So werden Flüchtlinge untergebracht: Der Weg von der Aufnahmeeinrichtung in die Kommunen

Trier/Mainz · Wie lange leben Flüchtlinge in der Aufnahmeeinrichtung oder deren Nebenstellen? Wie funktioniert die Verteilung auf die Kommunen? Hier die wichtigsten Infos.

Trier/Mainz. Für die Aufnahme und die Verteilung der Flüchtlinge in Deutschland und Rheinland-Pfalz gibt es klare Regeln.

Zentrale Aufnahmeeinrichtung (AfA): Die zentrale Aufnahmeeinrichtung für Flüchtlinge in Rheinland-Pfalz befindet sich in Trier. Sie verfügt über Außenstellen im Stadtteil Euren und in Ingelheim (Kreis Mainz-Bingen). Sobald Flüchtlinge einen Asylantrag gestellt haben, müssen sie sich in eine AfA begeben, die für ihr Herkunftsland zuständig ist. Denn in jeder AfA gibt es eine Außenstelle des Bundesamtes für Flüchtlinge. Dort werden die Personalien der Flüchtlinge festgestellt und die Asylanträge bearbeitet. In der AfA verbringen die Flüchtlinge maximal drei Monate, bevor sie nach einem festgelegten Schlüssel auf die Kommunen verteilt werden.

Notunterkünfte/Zelte: Wegen der großen Zahl an Flüchtlingen ist in der AfA-Außenstelle Trier-Euren zunächst eine Halle zusätzlich angemietet worden, um den ankommenden Menschen zumindest eine Übernachtungsmöglichkeit zu bieten, bis ihre Personalien erfasst sind. Inzwischen sind vor allem wegen des Zustroms aus dem Kosovo weitere Zelte aufgebaut worden, in der Flüchtlinge möglichst nur für eine kurze Zeit untergebracht sind.
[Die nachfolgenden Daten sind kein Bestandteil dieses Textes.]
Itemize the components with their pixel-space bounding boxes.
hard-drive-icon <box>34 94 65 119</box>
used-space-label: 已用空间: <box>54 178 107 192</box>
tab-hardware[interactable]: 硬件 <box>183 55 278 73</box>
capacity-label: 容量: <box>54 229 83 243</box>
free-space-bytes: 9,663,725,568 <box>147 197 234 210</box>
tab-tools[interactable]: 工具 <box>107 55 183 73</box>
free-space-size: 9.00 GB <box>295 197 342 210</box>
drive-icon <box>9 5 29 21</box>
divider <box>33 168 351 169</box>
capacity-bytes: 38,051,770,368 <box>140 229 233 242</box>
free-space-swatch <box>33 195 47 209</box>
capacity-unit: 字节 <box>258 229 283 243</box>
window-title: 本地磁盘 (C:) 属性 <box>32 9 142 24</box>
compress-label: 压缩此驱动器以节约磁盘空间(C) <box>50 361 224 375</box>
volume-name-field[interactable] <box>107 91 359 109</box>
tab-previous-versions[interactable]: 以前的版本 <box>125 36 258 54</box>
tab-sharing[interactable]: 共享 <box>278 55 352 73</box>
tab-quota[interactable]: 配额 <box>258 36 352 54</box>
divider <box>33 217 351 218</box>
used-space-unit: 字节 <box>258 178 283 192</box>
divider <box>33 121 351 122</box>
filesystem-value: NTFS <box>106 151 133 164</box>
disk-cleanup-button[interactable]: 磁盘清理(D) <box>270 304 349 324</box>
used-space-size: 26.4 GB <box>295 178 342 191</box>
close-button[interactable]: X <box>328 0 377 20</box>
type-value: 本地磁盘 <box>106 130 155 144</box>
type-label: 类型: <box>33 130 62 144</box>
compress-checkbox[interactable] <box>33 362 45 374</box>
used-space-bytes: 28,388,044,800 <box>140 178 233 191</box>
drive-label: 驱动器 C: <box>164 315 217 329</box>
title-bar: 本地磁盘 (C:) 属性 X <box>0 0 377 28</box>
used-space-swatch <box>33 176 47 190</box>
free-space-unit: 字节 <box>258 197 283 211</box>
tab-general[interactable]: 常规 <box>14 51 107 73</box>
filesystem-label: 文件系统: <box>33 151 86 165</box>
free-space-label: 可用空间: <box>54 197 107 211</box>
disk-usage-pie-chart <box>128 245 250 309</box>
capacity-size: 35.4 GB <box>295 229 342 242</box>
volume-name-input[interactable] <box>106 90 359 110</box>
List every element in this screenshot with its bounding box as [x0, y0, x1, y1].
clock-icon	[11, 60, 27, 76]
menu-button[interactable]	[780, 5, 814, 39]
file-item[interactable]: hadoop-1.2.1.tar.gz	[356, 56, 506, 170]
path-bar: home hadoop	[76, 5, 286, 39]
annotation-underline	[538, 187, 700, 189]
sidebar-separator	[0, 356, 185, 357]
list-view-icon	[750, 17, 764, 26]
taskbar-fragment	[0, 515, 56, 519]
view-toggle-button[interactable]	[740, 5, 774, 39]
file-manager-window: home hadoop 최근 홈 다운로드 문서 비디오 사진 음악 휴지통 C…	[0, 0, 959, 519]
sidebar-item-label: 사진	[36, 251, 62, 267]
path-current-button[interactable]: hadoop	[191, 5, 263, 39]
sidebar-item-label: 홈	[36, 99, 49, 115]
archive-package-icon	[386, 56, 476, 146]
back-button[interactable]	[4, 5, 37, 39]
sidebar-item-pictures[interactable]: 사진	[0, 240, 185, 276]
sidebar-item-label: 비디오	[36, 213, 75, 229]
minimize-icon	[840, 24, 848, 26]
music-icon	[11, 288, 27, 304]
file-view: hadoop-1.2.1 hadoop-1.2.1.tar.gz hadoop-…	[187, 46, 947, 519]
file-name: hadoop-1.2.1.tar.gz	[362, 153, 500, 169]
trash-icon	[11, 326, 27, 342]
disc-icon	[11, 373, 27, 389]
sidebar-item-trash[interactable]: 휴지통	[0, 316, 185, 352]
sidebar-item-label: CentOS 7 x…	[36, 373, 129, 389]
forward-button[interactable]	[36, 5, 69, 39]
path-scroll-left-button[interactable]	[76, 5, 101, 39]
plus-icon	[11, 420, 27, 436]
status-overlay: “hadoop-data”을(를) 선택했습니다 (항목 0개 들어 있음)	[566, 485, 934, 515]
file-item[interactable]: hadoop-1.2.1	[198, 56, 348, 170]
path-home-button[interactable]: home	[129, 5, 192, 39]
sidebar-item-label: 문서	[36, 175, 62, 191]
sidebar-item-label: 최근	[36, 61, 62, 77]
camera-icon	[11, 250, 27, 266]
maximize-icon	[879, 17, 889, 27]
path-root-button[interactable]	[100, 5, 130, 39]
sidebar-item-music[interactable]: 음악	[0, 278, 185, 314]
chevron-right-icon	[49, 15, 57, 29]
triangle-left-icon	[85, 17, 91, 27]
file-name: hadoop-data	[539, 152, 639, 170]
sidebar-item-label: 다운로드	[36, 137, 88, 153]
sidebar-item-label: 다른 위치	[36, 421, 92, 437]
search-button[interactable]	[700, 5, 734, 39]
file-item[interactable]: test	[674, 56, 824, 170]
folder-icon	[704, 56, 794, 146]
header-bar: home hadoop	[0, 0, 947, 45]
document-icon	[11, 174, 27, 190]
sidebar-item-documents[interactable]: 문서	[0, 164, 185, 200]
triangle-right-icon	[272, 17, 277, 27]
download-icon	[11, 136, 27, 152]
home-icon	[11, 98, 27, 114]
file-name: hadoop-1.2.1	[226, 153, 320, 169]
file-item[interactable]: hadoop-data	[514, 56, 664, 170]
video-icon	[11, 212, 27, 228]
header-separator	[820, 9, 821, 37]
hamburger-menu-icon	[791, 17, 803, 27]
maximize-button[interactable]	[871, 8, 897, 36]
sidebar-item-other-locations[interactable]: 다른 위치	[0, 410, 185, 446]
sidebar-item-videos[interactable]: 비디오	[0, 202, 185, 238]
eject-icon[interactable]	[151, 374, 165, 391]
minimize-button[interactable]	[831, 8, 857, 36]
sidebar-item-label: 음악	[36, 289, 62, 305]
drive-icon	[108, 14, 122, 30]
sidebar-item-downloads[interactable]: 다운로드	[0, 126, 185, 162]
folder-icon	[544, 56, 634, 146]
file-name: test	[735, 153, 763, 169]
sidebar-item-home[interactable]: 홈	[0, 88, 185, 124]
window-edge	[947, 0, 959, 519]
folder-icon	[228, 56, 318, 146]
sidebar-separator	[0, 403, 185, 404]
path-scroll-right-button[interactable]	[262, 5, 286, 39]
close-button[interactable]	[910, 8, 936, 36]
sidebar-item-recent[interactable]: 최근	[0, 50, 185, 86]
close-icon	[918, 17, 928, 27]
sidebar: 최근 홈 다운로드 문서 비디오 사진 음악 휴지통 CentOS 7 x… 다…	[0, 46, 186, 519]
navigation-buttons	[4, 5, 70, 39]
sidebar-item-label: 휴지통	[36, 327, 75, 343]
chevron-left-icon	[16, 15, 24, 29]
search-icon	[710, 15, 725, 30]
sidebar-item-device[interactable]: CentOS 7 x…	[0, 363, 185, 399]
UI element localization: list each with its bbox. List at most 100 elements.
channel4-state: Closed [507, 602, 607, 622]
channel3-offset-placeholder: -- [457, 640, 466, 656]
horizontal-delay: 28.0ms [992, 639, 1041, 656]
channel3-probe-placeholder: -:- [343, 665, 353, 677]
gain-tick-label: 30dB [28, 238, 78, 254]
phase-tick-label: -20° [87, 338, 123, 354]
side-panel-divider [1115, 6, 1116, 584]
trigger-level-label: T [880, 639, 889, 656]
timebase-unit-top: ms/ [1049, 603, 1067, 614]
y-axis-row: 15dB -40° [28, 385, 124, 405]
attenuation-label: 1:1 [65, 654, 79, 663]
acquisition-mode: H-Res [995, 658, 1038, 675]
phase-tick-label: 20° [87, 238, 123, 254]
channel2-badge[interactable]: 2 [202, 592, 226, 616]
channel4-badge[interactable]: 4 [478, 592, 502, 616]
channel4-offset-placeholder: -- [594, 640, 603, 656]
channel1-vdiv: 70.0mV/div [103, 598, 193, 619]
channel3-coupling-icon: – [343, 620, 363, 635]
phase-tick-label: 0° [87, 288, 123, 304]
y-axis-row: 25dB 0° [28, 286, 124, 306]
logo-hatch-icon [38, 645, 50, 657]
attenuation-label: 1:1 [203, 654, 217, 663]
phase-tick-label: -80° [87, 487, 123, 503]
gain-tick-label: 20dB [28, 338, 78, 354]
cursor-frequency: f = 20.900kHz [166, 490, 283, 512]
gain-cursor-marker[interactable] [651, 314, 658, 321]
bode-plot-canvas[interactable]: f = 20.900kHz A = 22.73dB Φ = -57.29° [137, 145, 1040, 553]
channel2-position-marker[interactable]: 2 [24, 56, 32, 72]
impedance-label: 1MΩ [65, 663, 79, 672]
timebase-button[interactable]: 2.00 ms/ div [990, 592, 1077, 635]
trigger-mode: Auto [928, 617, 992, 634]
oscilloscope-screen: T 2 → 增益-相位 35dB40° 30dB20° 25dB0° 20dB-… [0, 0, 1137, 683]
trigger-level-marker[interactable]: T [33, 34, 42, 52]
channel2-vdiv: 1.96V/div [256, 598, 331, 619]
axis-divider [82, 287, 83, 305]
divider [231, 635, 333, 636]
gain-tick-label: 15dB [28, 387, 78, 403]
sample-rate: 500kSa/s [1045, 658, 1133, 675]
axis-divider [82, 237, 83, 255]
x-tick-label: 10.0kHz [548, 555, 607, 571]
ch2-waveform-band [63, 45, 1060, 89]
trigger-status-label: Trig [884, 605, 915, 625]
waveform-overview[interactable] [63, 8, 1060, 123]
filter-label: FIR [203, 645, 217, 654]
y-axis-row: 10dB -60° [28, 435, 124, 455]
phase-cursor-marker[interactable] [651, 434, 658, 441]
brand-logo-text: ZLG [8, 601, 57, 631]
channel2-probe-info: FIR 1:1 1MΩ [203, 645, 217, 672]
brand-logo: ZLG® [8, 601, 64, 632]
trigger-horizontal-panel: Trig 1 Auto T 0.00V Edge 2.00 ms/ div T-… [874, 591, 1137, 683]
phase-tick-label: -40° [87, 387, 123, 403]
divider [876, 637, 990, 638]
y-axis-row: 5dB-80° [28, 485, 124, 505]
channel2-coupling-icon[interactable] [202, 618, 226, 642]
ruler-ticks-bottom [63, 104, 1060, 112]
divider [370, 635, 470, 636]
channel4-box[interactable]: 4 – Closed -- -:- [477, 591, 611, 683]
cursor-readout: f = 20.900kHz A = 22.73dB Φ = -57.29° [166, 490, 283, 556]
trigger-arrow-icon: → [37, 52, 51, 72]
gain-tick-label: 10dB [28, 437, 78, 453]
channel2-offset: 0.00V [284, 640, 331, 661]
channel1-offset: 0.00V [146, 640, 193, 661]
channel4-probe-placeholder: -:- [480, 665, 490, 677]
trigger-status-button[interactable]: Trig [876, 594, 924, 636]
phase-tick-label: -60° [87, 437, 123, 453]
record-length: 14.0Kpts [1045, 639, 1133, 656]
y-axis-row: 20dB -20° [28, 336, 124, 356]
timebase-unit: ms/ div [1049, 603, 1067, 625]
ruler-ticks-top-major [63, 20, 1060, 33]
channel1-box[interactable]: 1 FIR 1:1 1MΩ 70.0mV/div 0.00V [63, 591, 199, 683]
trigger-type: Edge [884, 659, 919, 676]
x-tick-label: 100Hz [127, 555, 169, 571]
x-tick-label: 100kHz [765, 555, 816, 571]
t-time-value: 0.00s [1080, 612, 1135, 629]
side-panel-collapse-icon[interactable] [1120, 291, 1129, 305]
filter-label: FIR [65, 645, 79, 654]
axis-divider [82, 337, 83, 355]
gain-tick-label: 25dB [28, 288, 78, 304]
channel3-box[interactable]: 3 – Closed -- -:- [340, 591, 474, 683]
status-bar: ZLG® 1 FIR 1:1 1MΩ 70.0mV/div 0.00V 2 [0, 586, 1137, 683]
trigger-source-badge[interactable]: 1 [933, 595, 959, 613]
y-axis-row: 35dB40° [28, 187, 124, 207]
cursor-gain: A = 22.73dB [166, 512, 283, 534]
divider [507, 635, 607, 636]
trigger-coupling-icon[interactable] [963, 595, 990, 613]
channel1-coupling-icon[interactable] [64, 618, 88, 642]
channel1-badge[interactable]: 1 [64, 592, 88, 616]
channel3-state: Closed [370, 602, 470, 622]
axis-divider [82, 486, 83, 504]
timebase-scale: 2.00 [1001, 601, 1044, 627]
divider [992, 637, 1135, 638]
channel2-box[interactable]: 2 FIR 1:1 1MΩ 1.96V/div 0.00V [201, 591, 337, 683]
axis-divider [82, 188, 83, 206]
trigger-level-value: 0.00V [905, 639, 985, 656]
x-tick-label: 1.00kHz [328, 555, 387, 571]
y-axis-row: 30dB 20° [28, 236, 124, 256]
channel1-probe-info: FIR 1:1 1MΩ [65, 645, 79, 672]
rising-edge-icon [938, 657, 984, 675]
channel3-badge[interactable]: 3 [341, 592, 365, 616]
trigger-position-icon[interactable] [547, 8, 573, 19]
Kommunen: Innerhalb von vier Wochen bis maximal drei Monaten werden die Asylbegehrenden auf die Kommunen in Rheinland-Pfalz verteilt. Das geschieht erneut nach einer Quote, die sich an der Einwohnerzahl der Kreise und Kommunen orientiert. Da Wohnraum häufig knapp ist, stellen einige Orte Wohncontainer auf. Solange über ein Asylverfahren nicht entschieden ist, besteht für die Flüchtlinge keine Wahlmöglichkeit bei der Suche nach einer Unterkunft.

Jugendliche Flüchtlinge: Minderjährige unbegleitete Flüchtlinge stehen unter besonderem Schutz. Sie sind zunächst in einem sogenannten Clearinghaus untergebracht (der TV berichtete). Danach wohnen sie in Einrichtungen der Jugendhilfe. r.n.